Hamid menuturkan, jumlah bank yang ada setiap harinya harus melayani ratusan siswa. "Kan ini diambil secara cash dan yang ditangani ini jumlahnya jutaan. Jadi kapasitas bank itu melayani sebanyak 100 orang namun kita maksimalkan sampai 200 orang. Padahal yang ditangani ini kan banyak, jadi harus antri juga," imbuhnya.

Selain itu, jarak dari sekolah menuju bank juga berbeda-beda. Karena banyak penerimanya berasal dari daerah 3T. "Ada yang harus jalan 10 sampai 15 kilometer. Dengan jarak tempuh yang berbeda-beda," katanya.

Karena itulah, terdapat dua jalan yang bisa dilakukan untuk mencarikan dana KIP terssebut. Pertama yakni dengan pengambilan kolektif oleh kepala sekolah.

"Jadi kepala sekolah datang ke bank dengan membawa daftar anak yang sudah di SK-kan untuk dicairkan. Cukup dengan membawa keterangan dari sekolah dan tidak ada tambahan lainnya.

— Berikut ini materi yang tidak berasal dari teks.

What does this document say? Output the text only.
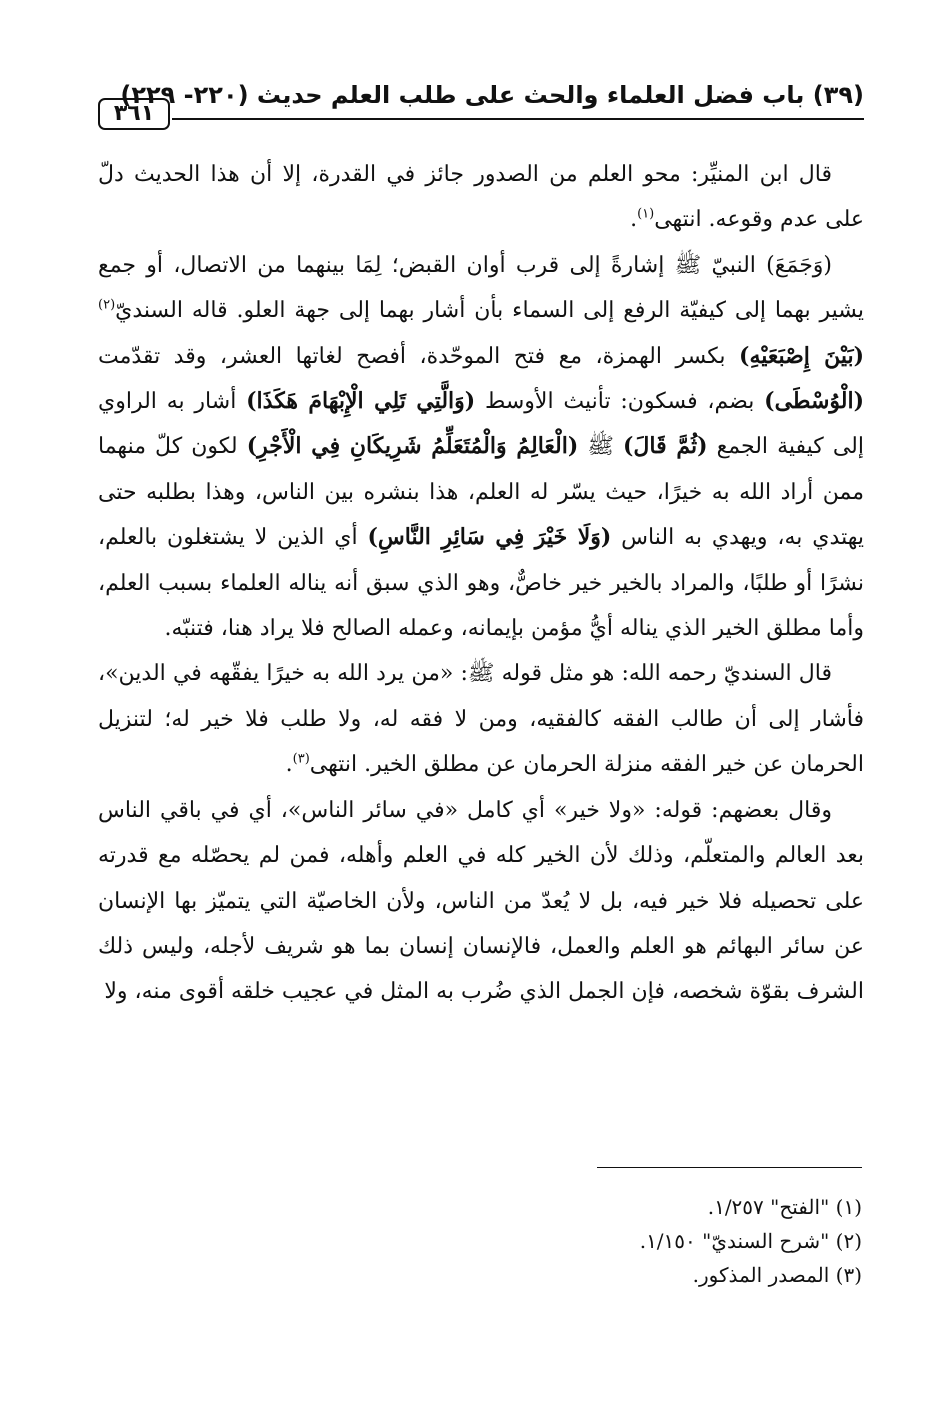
(٣٩) باب فضل العلماء والحث على طلب العلم حديث (٢٢٠- ٢٢٩)
٣٦١

قال ابن المنيِّر: محو العلم من الصدور جائز في القدرة، إلا أن هذا الحديث دلّ على عدم وقوعه. انتهى$^{(١)}$.

(وَجَمَعَ) النبيّ ﷺ إشارةً إلى قرب أوان القبض؛ لِمَا بينهما من الاتصال، أو جمع يشير بهما إلى كيفيّة الرفع إلى السماء بأن أشار بهما إلى جهة العلو. قاله السنديّ$^{(٢)}$(بَيْنَ إِصْبَعَيْهِ) بكسر الهمزة، مع فتح الموحّدة، أفصح لغاتها العشر، وقد تقدّمت (الْوُسْطَى) بضم، فسكون: تأنيث الأوسط (وَالَّتِي تَلِي الْإِبْهَامَ هَكَذَا) أشار به الراوي إلى كيفية الجمع (ثُمَّ قَالَ) ﷺ (الْعَالِمُ وَالْمُتَعَلِّمُ شَرِيكَانِ فِي الْأَجْرِ) لكون كلّ منهما ممن أراد الله به خيرًا، حيث يسّر له العلم، هذا بنشره بين الناس، وهذا بطلبه حتى يهتدي به، ويهدي به الناس (وَلَا خَيْرَ فِي سَائِرِ النَّاسِ) أي الذين لا يشتغلون بالعلم، نشرًا أو طلبًا، والمراد بالخير خير خاصٌّ، وهو الذي سبق أنه يناله العلماء بسبب العلم، وأما مطلق الخير الذي يناله أيُّ مؤمن بإيمانه، وعمله الصالح فلا يراد هنا، فتنبّه.

قال السنديّ رحمه الله: هو مثل قوله ﷺ: «من يرد الله به خيرًا يفقّهه في الدين»، فأشار إلى أن طالب الفقه كالفقيه، ومن لا فقه له، ولا طلب فلا خير له؛ لتنزيل الحرمان عن خير الفقه منزلة الحرمان عن مطلق الخير. انتهى$^{(٣)}$.

وقال بعضهم: قوله: «ولا خير» أي كامل «في سائر الناس»، أي في باقي الناس بعد العالم والمتعلّم، وذلك لأن الخير كله في العلم وأهله، فمن لم يحصّله مع قدرته على تحصيله فلا خير فيه، بل لا يُعدّ من الناس، ولأن الخاصيّة التي يتميّز بها الإنسان عن سائر البهائم هو العلم والعمل، فالإنسان إنسان بما هو شريف لأجله، وليس ذلك الشرف بقوّة شخصه، فإن الجمل الذي ضُرب به المثل في عجيب خلقه أقوى منه، ولا

(١) "الفتح" ١/٢٥٧.
(٢) "شرح السنديّ" ١/١٥٠.
(٣) المصدر المذكور.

Tetap kepala sekolah bertanggungjawab untuk menyerahkannya kepada para siswa," ucapnya.

Adapaun cara lainnya yang sudah disediakan yakni dengan mendatangi melalui bus-bus bank. "Bus itu mendatangi siswa yang lokasinya berada di daerah yang sulit untuk dijangkau. Bahkan di Kepulauan Riau, Karimun, mereka pakai speedboat," tambahnya.